There weren’t always matzo balls

               Passover traditions have evolved continuously through
               history, with many of the core elements remaining and
               many innovations made to meet the needs of the
               Jewish people in their particular place and time.


               In the days of the First and Second Temples, when Jews
               lived as a sovereign nation in Israel and Jerusalem was
               at the center of Jewish life, the Passover Seder looked
               very different from today. The holiday was celebrated
               with a mass pilgrimage from all over the country and
               from the Diaspora. Even before Jews were expelled
               from Israel in the days of the Roman Empire, there were
               many Jews who lived outside of the traditional
               homeland.


               Authorities would pave the roads to the pilgrimage site,
               plant trees to provide shade for the pilgrims, and leave
               the cisterns open for all the pilgrims to drink from –
               people and animals alike. Whole convoys came,
               including extended families with elders and children.
               With them were the animals they brought to the
               sacrificial ceremony in Jerusalem.

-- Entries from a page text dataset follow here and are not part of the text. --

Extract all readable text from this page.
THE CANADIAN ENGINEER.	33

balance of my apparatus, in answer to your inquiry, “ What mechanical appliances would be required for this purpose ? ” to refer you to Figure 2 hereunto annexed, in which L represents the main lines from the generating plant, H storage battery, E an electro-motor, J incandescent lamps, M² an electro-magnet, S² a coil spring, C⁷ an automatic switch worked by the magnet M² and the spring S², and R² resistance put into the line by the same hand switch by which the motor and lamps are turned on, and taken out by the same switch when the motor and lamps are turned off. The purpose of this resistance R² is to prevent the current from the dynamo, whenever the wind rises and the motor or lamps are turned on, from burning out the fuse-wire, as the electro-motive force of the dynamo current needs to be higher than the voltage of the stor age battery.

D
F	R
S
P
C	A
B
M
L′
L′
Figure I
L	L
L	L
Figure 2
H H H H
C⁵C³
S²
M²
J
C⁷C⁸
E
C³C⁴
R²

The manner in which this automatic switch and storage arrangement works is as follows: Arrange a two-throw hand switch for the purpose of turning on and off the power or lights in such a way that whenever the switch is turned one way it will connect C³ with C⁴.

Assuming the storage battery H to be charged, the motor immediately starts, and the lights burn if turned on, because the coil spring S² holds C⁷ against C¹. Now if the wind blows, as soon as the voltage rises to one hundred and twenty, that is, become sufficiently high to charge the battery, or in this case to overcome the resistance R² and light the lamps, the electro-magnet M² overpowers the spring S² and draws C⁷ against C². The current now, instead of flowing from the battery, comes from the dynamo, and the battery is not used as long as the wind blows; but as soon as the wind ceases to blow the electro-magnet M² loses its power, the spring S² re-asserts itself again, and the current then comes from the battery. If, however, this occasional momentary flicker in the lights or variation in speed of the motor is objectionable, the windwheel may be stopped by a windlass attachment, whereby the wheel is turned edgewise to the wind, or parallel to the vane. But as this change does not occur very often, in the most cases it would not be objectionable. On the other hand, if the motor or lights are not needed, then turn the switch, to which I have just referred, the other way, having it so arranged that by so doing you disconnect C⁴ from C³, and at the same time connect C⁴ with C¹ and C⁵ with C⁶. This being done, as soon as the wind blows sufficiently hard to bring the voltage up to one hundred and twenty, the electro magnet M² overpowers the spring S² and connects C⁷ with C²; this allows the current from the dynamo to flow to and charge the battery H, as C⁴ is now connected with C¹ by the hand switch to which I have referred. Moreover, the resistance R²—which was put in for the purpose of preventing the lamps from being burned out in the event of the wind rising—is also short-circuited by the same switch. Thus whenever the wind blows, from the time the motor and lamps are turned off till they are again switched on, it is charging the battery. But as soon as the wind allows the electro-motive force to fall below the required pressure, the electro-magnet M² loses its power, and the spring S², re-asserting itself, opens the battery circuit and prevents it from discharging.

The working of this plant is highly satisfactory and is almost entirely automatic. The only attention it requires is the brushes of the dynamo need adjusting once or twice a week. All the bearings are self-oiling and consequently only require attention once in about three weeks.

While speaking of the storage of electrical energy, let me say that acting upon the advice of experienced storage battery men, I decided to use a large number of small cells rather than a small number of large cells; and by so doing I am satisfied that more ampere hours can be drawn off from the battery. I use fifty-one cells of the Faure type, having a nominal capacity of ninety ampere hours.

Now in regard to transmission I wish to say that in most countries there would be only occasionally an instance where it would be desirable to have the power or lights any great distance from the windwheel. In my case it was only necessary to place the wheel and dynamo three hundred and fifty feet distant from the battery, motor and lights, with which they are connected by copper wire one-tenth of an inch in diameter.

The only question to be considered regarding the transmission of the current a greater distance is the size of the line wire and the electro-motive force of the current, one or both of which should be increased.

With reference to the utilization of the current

               At the heart of the holiday was the Passover ceremony
               – bringing the Passover sacrifices together into the
               temple, eating bitter foods to remember the bitterness
               Jews went through in Egypt, and eating matzah. These
               ceremonies fulfilled a social purpose as well as a
               religious one, providing an opportunity to renew the
               social fabric at a large gathering. Stories of the Exodus
               from Egypt were also traditionally told.